Suspended Spanish football chief Luis Rubiales could face further domestic sanctions as the country’s top sports court meets Monday to examine complaints against him for forcibly kissing Women’s World Cup star Jenni Hermoso.
World football governing body FIFA provisionally suspended Rubiales for 90 days on Saturday but the 46-year-old could face a longer suspension from the Spanish government, if the sports court opens proceedings against Rubiales for “very serious” offences or an “abuse of authority”.
Spain’s top sports court (TAD) began meeting online from 1100 GMT.
The Spanish government has said it will take action against Rubiales if the sports court gives them the go-ahead.
“If the court upholds the complaint and begins to process that case, we can request the provisional suspension of the president of the RFEF (the football federation) until TAD finishes analysing it and takes their decision,” Sports Minister Miquel Iceta said on Friday.
Spain midfielder Hermoso says Rubiales’ kiss before Spain lifted the World Cup trophy in Sydney was not consensual, despite his claims to the contrary, and 81 players went on strike from the women’s side in protest after the federation chief refused to resign.
In a powerful statement on Friday, Hermoso said: “I felt vulnerable and a victim of an assault, an impulsive, macho act, out of place and with no type of consent on my part.”
As many as 11 members of women’s football staff in the Spanish football federation have also resigned from their posts, although controversial Spain women’s coach Jorge Vilda did not, although he has criticised Rubiales’ conduct.
The federation, under interim president Pedro Rocha, have called a new emergency meeting for Monday afternoon between presidents of the regional federations, a source close to the matter told AFP.
The president of the CSD, Victor Francos, will speak about the Rubiales situation and any potential measures the government can take later Monday.
“The only sanctions provided for by the Sports Law are to impose a fine or ineligibility for a period of between two and fifteen years,” sports lawyer Toni Roca said in an interview on Spanish public television Sunday.

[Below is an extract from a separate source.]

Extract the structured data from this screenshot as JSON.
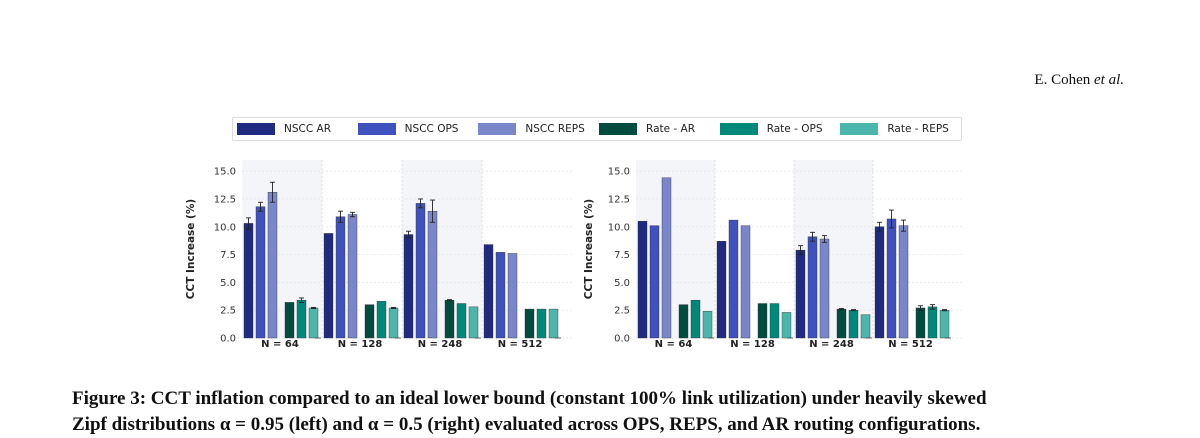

Criticism of Rubiales mounted last week after he kissed Hermoso following Spain’s World Cup final victory over England on August 20.
Andres Iniesta, who scored the only goal in the 2010 men’s World Cup final to give Spain the trophy for the first time, said Rubiales’ conduct had “tarnished” the women’s achievement.
“I believe that we cannot tolerate actions like the ones we have seen, which have tarnished such a great milestone as winning a World Cup,” Iniesta said on social media.
“(Instead of celebrating) we have had to put up with a president who has clung on to his position, who has not admitted that his behaviour has been unacceptable and is damaging the image of our country and our football around the world.
“It’s a shame that a beautiful story that so many players have built over so many years has been soiled.”
Many women’s players around the world, including those from World Cup runners-up England, have raised their voices in support of Hermoso.
Fewer have in the men’s game, although Real Betis striker Borja Iglesias retired from the Spanish national team in protest against Rubiales’ conduct and refusal to resign.
Iglesias was applauded by Athletic Bilbao fans at the San Mames on Sunday as he came on as a substitute in a La Liga match.
Sevilla players appeared on Saturday before their game against Girona in t-shirts with a slogan reading ‘It’s Over’ — a message in support of Hermoso and the striking Spanish players, who began using that phrase on social media when speaking about the issue.